Sunday, 5 January 2014

Hollywood still uses film

It might come as a surprise to know that the majority of major hollywood films are still shot using analog film. Inception, Dark Knight, Star Trek into the Darkness, Man of Steel are a small sample of movies still shot in film [link]. 

And at first glance you might think its silly to still use film, after all film productions is significantly more expensive. The film needs to be developed(creating the negatives) then turned into digital content via a film scanner, before they can add in any CGI. Not to mention the costs of developing the film alone to be displayed.

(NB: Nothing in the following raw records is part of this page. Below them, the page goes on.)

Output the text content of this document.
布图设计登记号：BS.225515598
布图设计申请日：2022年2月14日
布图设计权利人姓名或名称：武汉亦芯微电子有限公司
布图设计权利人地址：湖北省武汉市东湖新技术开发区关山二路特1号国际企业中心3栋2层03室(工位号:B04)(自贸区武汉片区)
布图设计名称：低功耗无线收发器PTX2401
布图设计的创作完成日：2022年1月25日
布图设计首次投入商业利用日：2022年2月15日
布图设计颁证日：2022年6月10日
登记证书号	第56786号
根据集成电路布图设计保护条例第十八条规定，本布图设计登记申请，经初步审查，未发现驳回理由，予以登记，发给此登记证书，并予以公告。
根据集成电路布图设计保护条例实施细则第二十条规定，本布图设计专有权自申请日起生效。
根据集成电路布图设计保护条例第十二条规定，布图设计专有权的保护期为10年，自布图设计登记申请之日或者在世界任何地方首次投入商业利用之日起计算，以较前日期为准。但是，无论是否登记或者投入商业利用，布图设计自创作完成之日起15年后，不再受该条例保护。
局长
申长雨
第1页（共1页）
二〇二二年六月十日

“It costs about $1,500 to print one copy of a movie on 35 mm film and ship it to theaters in its heavy metal canister. Multiply that by 4,000 copies — one for each movie on each screen in each multiplex around the country — and the numbers start to get ugly. By comparison, putting out a digital copy costs a mere $150.” [Link]

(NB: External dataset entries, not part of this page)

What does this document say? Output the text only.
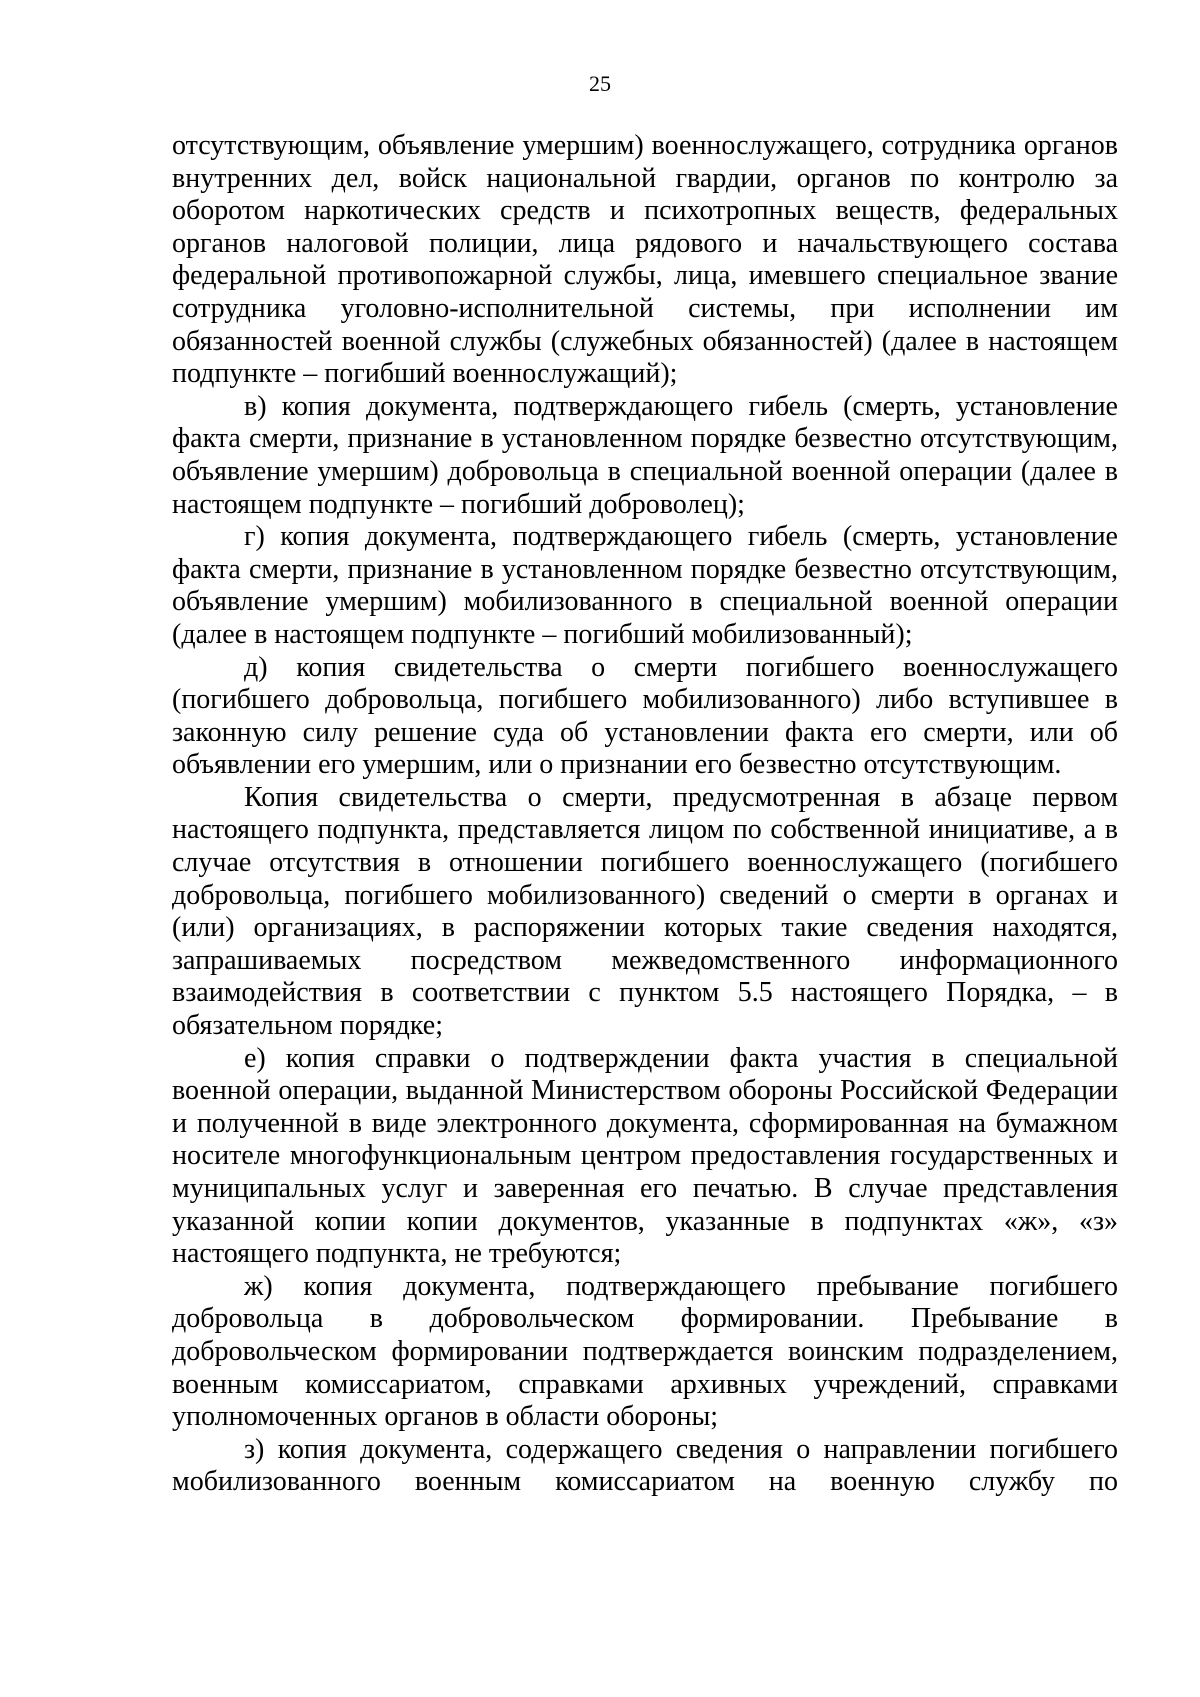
25

отсутствующим, объявление умершим) военнослужащего, сотрудника органов внутренних дел, войск национальной гвардии, органов по контролю за оборотом наркотических средств и психотропных веществ, федеральных органов налоговой полиции, лица рядового и начальствующего состава федеральной противопожарной службы, лица, имевшего специальное звание сотрудника уголовно-исполнительной системы, при исполнении им обязанностей военной службы (служебных обязанностей) (далее в настоящем подпункте – погибший военнослужащий);

в) копия документа, подтверждающего гибель (смерть, установление факта смерти, признание в установленном порядке безвестно отсутствующим, объявление умершим) добровольца в специальной военной операции (далее в настоящем подпункте – погибший доброволец);

г) копия документа, подтверждающего гибель (смерть, установление факта смерти, признание в установленном порядке безвестно отсутствующим, объявление умершим) мобилизованного в специальной военной операции (далее в настоящем подпункте – погибший мобилизованный);

д) копия свидетельства о смерти погибшего военнослужащего (погибшего добровольца, погибшего мобилизованного) либо вступившее в законную силу решение суда об установлении факта его смерти, или об объявлении его умершим, или о признании его безвестно отсутствующим.

Копия свидетельства о смерти, предусмотренная в абзаце первом настоящего подпункта, представляется лицом по собственной инициативе, а в случае отсутствия в отношении погибшего военнослужащего (погибшего добровольца, погибшего мобилизованного) сведений о смерти в органах и (или) организациях, в распоряжении которых такие сведения находятся, запрашиваемых посредством межведомственного информационного взаимодействия в соответствии с пунктом 5.5 настоящего Порядка, – в обязательном порядке;

е) копия справки о подтверждении факта участия в специальной военной операции, выданной Министерством обороны Российской Федерации и полученной в виде электронного документа, сформированная на бумажном носителе многофункциональным центром предоставления государственных и муниципальных услуг и заверенная его печатью. В случае представления указанной копии копии документов, указанные в подпунктах «ж», «з» настоящего подпункта, не требуются;

ж) копия документа, подтверждающего пребывание погибшего добровольца в добровольческом формировании. Пребывание в добровольческом формировании подтверждается воинским подразделением, военным комиссариатом, справками архивных учреждений, справками уполномоченных органов в области обороны;

з) копия документа, содержащего сведения о направлении погибшего мобилизованного военным комиссариатом на военную службу по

If film is more expensive and harder to work with, why do they still use it? One reason is that film is analog and is not really subject to resolution boundaries like digital. The reason why they can remaster Indiana Jones, Star Wars (4,5,6) and all those other old films to HD(1920x1080) is because all they have to do is rescan the negative at a higher resolution. Where as with digital you're stuck with the resolution you shot in. So when 4k(3840 x 2160) comes out the old movies will be rescanned at sold again and when 8k(7680 x 4320) comes out its the same process.

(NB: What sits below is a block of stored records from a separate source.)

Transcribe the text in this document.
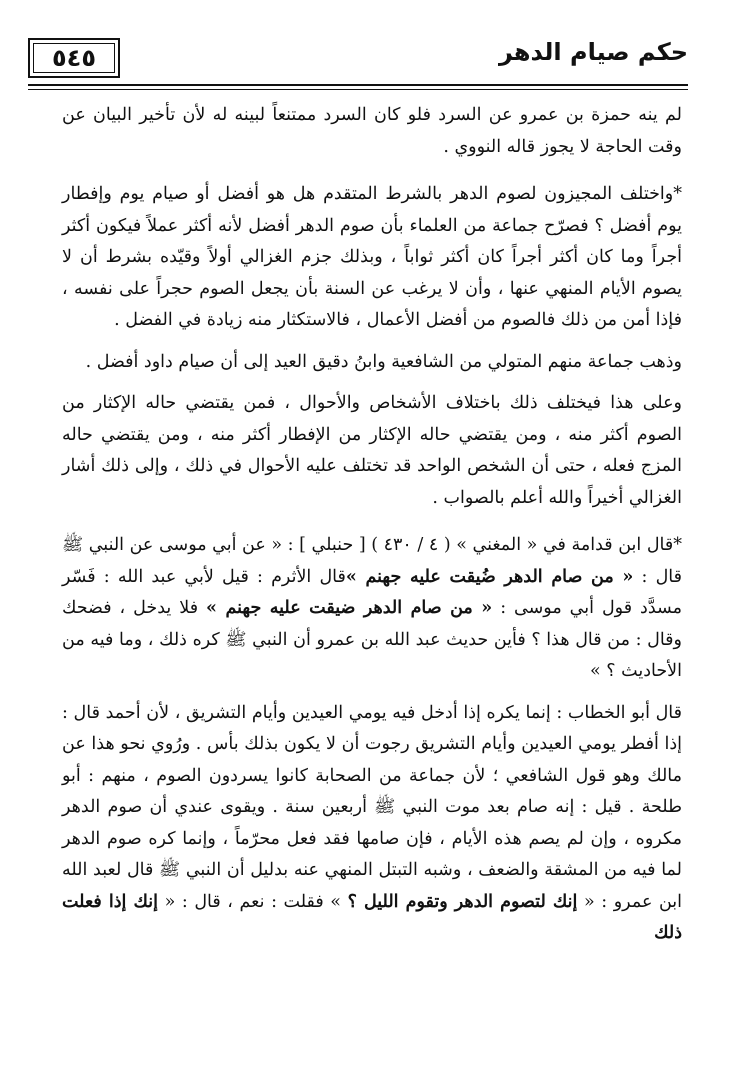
٥٤٥	حكم صيام الدهر

لم ينه حمزة بن عمرو عن السرد فلو كان السرد ممتنعاً لبينه له لأن تأخير البيان عن وقت الحاجة لا يجوز قاله النووي .

*واختلف المجيزون لصوم الدهر بالشرط المتقدم هل هو أفضل أو صيام يوم وإفطار يوم أفضل ؟ فصرّح جماعة من العلماء بأن صوم الدهر أفضل لأنه أكثر عملاً فيكون أكثر أجراً وما كان أكثر أجراً كان أكثر ثواباً ، وبذلك جزم الغزالي أولاً وقيّده بشرط أن لا يصوم الأيام المنهي عنها ، وأن لا يرغب عن السنة بأن يجعل الصوم حجراً على نفسه ، فإذا أمن من ذلك فالصوم من أفضل الأعمال ، فالاستكثار منه زيادة في الفضل .

وذهب جماعة منهم المتولي من الشافعية وابنُ دقيق العيد إلى أن صيام داود أفضل .

وعلى هذا فيختلف ذلك باختلاف الأشخاص والأحوال ، فمن يقتضي حاله الإكثار من الصوم أكثر منه ، ومن يقتضي حاله الإكثار من الإفطار أكثر منه ، ومن يقتضي حاله المزج فعله ، حتى أن الشخص الواحد قد تختلف عليه الأحوال في ذلك ، وإلى ذلك أشار الغزالي أخيراً والله أعلم بالصواب .

*قال ابن قدامة في « المغني » ( ٤ / ٤٣٠ ) [ حنبلي ] : « عن أبي موسى عن النبي ﷺ قال : « من صام الدهر ضُيقت عليه جهنم »قال الأثرم : قيل لأبي عبد الله : فَسّر مسدَّد قول أبي موسى : « من صام الدهر ضيقت عليه جهنم » فلا يدخل ، فضحك وقال : من قال هذا ؟ فأين حديث عبد الله بن عمرو أن النبي ﷺ كره ذلك ، وما فيه من الأحاديث ؟ »

قال أبو الخطاب : إنما يكره إذا أدخل فيه يومي العيدين وأيام التشريق ، لأن أحمد قال : إذا أفطر يومي العيدين وأيام التشريق رجوت أن لا يكون بذلك بأس . ورُوي نحو هذا عن مالك وهو قول الشافعي ؛ لأن جماعة من الصحابة كانوا يسردون الصوم ، منهم : أبو طلحة . قيل : إنه صام بعد موت النبي ﷺ أربعين سنة . ويقوى عندي أن صوم الدهر مكروه ، وإن لم يصم هذه الأيام ، فإن صامها فقد فعل محرّماً ، وإنما كره صوم الدهر لما فيه من المشقة والضعف ، وشبه التبتل المنهي عنه بدليل أن النبي ﷺ قال لعبد الله ابن عمرو : « إنك لتصوم الدهر وتقوم الليل ؟ » فقلت : نعم ، قال : « إنك إذا فعلت ذلك
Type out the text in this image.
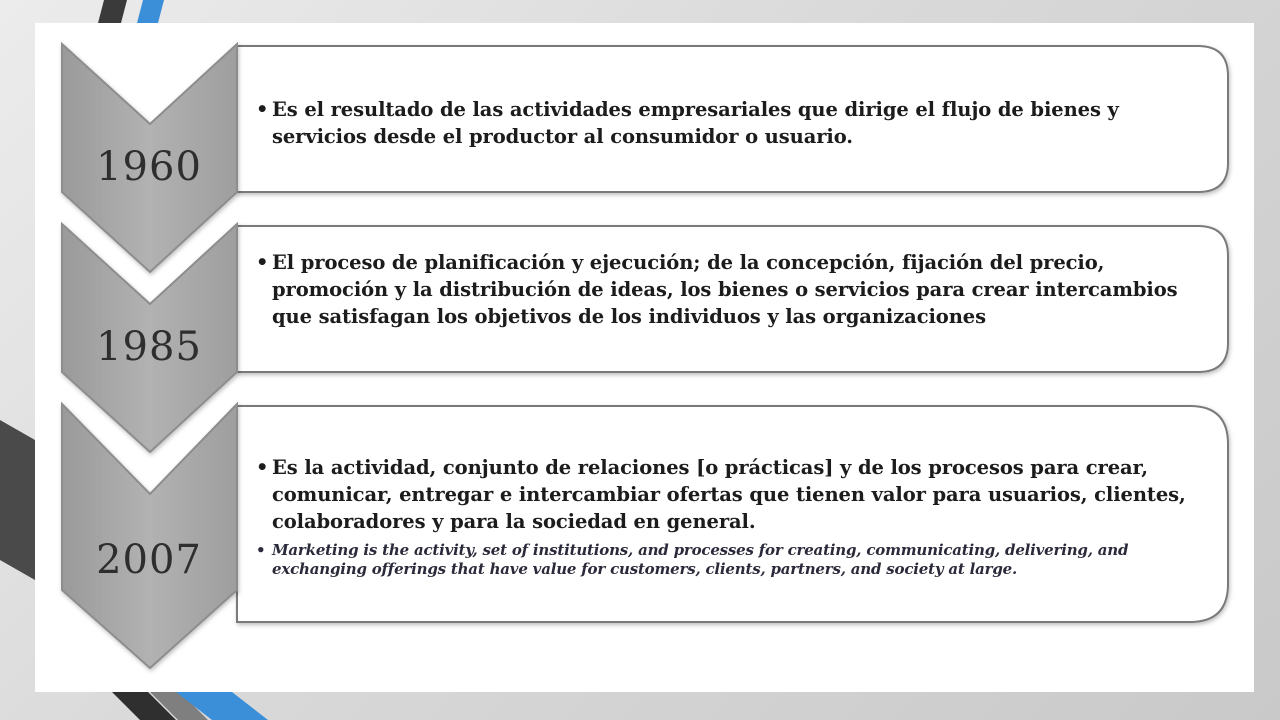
1960
1985
2007
• Es el resultado de las actividades empresariales que dirige el flujo de bienes y servicios desde el productor al consumidor o usuario.
• El proceso de planificación y ejecución; de la concepción, fijación del precio, promoción y la distribución de ideas, los bienes o servicios para crear intercambios que satisfagan los objetivos de los individuos y las organizaciones
• Es la actividad, conjunto de relaciones [o prácticas] y de los procesos para crear, comunicar, entregar e intercambiar ofertas que tienen valor para usuarios, clientes, colaboradores y para la sociedad en general.
• Marketing is the activity, set of institutions, and processes for creating, communicating, delivering, and exchanging offerings that have value for customers, clients, partners, and society at large.
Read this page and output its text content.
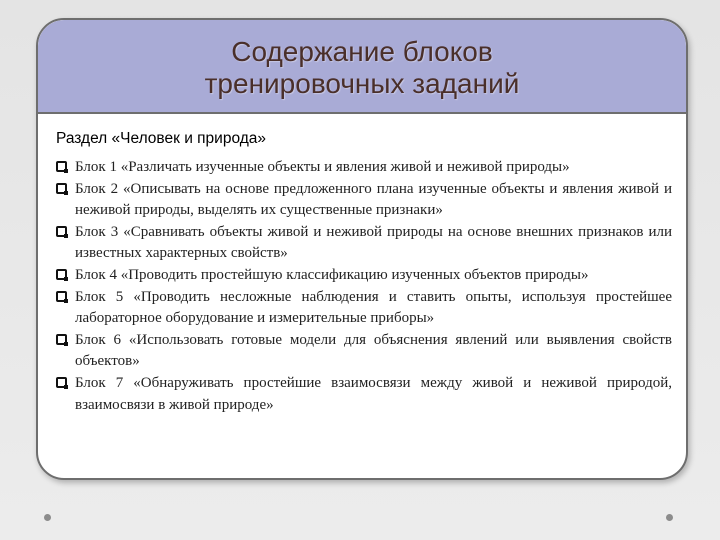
Содержание блоков
тренировочных заданий
Раздел «Человек и природа»
Блок 1 «Различать изученные объекты и явления живой и неживой природы»
Блок 2 «Описывать на основе предложенного плана изученные объекты и явления живой и неживой природы, выделять их существенные признаки»
Блок 3 «Сравнивать объекты живой и неживой природы на основе внешних признаков или известных характерных свойств»
Блок 4 «Проводить простейшую классификацию изученных объектов природы»
Блок 5 «Проводить несложные наблюдения и ставить опыты, используя простейшее лабораторное оборудование и измерительные приборы»
Блок 6 «Использовать готовые модели для объяснения явлений или выявления свойств объектов»
Блок 7 «Обнаруживать простейшие взаимосвязи между живой и неживой природой, взаимосвязи в живой природе»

Of course there is a limit to how much resolution you can get out of an analog film. Theoretically all you have to do is:  ((lpm * w * 2) * (lpm * h * 2)) / 1 000 000 = Mega Pixel count [link]
Where:
lpm = lines per millimeter
w = width of film in millimeter
h = height of film in millimeter

So according to that a 35mm(academy ratio) film at 160 lines per millimeter would result in ((160 * 22 * 2) * (160 * 16 * 2))/ 1000000 = 36MP

This is of course assuming perfect conditions which never occurs in the real world. And other have done side by side comparisons between the two. It turns out that in practice 35mm film is about 9MP and if you take Kenrock Well's lie factor into account its 18MP [link]. Digital film cameras are not yet at that level, although the gap is narrowing and more films are being shot in Digital [link] such as the Hobbit shot using the RED digital camera.